Monday, 2 May 2011

SIDS: "wastebasket term for unexplained child deaths"

 ZACH PLUHACEK April 26, 2011
For two days this week, Dr. Tracey Corey clicked through slides of autopsy photos, grisly images of toddlers and infants projected on a screen for about 50 police officers and prosecutors at Lincoln's Child Advocacy Center.
Even the center's director, Lynn Ayers, whose staff interviews victims of child abuse and sexual assault every day, bristled at the images.
However gruesome, the photos are important to an investigator's "visual library," Corey, Kentucky's chief medical examiner, said during a break Tuesday.
"You see what you look for, and you look for what you know."
Building that library can be difficult without practice, so the images give investigators examples of patterns of injury.
Looking closely can be difficult, but it's necessary, Corey said.
The same goes for investigating child deaths themselves.
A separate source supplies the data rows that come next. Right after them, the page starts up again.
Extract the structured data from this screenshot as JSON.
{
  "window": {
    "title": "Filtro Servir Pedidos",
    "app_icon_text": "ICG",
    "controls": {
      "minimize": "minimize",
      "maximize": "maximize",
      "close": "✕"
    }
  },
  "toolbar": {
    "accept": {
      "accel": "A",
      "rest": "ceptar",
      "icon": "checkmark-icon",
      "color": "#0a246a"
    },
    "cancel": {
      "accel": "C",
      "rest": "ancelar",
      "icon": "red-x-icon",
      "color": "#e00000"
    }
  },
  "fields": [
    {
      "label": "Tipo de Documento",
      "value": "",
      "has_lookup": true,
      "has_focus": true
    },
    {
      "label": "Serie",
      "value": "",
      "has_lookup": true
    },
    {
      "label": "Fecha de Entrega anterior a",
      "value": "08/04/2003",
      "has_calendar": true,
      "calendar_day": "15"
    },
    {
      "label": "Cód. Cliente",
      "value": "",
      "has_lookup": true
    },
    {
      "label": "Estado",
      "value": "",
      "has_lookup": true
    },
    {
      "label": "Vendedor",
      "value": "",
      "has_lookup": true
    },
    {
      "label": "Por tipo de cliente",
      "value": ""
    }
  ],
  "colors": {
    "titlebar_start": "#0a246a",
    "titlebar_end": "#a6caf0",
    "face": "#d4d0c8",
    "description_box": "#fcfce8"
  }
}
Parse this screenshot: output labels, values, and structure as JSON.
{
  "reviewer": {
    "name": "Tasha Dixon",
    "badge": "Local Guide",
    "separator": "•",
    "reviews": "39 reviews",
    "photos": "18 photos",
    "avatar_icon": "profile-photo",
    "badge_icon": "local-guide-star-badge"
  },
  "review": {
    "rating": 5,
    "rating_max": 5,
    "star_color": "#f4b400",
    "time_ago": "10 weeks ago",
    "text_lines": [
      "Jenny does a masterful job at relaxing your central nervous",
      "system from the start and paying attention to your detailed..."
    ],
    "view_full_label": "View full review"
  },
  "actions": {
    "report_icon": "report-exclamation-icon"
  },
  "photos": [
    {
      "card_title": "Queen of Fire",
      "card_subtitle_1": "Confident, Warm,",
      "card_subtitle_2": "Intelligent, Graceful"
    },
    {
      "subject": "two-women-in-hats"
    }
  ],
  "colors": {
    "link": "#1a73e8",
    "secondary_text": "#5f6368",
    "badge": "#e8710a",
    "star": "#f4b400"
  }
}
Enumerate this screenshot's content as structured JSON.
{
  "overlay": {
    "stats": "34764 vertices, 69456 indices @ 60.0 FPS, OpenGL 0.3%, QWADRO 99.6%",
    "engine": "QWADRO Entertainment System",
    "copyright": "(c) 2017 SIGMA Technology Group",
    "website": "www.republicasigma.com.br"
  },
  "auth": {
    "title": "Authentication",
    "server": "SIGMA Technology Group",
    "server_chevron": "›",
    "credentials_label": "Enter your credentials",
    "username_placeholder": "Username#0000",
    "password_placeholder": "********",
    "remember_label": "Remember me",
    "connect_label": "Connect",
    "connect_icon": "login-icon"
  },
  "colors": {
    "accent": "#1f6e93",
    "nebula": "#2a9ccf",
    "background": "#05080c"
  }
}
Corey said sudden infant death syndrome, or SIDS, can be a "wastebasket term" for unexplained child deaths.
More deaths are unexplained when investigators don't examine scenes properly and don't attempt to further explain deaths that aren't believed to be criminal in nature -- deaths such as those resulting from infants sleeping with their caretakers. Lincoln apparently has had three such deaths since April 17.
Lincoln police have given little information on the deaths, which are still under investigation.
On Tuesday, Corey said sleeping with an infant -- called co-sleeping -- is a bad idea, regardless of the circumstances.
"The safest place for your baby is in its own sleep environment," she said.